Si j’étais poète, j’écrirais sur la fièvre un lot de sonnets « admirables ! » J’en vanterais le charme pervers. Des gens s’abolissent exprès, par les alcools, l’éther, la morphine, la fumée d’opium et autres fâcheux ingrédients. Que ne viennent-ils au Sahara ? Dans les endroits les plus mauvais, cela va sans dire. Peut-être ils y trouveraient des pâmoisons de haute rareté, des déliquescences imprévues, d’exquises disparitions de leur moi pensant. Et ce serait leur mort lente, très lente, voulue, bien voulue, un mode de destruction parfaitement propre qui débarrasserait la société d’Europe.

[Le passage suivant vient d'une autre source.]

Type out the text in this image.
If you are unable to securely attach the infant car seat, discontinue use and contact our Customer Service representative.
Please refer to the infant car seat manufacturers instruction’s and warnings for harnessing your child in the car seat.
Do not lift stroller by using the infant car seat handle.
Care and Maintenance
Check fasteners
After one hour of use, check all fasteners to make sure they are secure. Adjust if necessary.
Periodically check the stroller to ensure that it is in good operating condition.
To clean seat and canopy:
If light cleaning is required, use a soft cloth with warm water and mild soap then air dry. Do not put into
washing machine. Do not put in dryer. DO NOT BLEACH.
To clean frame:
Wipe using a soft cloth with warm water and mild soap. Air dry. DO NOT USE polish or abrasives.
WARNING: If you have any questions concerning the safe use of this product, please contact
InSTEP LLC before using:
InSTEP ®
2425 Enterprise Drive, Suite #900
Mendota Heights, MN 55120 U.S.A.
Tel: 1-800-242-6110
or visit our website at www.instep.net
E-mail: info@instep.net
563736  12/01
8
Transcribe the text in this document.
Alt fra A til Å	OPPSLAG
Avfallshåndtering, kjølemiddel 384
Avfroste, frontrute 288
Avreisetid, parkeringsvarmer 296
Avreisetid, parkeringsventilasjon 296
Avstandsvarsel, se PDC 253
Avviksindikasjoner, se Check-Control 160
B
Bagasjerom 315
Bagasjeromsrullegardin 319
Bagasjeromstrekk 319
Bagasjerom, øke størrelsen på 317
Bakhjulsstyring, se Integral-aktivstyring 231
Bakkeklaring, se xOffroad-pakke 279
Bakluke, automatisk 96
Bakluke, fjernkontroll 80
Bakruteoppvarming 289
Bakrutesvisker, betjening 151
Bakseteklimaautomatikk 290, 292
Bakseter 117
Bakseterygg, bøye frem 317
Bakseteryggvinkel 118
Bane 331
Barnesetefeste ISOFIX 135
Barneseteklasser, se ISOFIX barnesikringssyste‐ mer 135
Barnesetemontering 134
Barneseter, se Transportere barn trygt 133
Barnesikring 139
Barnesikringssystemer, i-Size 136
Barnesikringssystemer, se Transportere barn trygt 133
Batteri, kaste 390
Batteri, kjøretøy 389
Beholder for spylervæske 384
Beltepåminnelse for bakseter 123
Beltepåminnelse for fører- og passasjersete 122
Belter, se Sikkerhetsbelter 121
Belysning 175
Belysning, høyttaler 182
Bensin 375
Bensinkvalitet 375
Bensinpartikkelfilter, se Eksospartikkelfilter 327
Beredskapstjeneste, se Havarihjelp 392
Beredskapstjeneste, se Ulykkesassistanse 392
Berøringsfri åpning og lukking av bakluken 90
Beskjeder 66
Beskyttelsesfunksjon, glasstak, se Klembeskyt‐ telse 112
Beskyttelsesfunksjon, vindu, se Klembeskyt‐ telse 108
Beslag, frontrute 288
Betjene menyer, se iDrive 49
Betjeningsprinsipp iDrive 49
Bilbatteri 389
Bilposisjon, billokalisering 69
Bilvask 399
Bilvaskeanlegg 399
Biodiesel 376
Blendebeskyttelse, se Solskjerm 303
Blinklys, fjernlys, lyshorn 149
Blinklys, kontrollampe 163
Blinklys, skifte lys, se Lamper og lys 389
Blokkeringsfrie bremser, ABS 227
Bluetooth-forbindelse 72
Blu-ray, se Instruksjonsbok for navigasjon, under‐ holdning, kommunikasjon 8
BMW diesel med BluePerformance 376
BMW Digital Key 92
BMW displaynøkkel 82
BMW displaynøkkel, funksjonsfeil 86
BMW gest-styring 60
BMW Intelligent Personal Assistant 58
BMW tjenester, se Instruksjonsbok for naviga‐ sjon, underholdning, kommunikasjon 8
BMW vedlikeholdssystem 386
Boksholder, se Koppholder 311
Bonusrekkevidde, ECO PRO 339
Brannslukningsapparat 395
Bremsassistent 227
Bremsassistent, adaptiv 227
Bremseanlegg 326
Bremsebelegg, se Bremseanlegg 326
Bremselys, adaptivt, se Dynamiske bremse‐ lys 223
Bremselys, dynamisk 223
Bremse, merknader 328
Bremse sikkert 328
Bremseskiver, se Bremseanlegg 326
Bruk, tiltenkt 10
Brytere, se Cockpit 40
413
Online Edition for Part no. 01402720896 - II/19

Ils auraient aussi l’extase. Mais c’est moins périlleux, je crois.

Depuis hier je me préoccupe de l’extase — depuis que le vieux pèlerin se tordait près du saint tombeau, dans une enviable crise de joie. Et la curiosité me tourmente. J’aurais voulu savoir si le taleb, par exemple, mon brave et inséparable compagnon, avait obtenu lui aussi le « them en Dieu ». J’en doute par instants. Car celui qui vient de goûter l’anéantissement suave peut-il se remettre ainsi aux proses vulgaires de chaque jour ? Se résignera-t-il à quitter l’Incommensurable pour exhorter des esclaves, ou pour se promener avec moi — moi Roumi ?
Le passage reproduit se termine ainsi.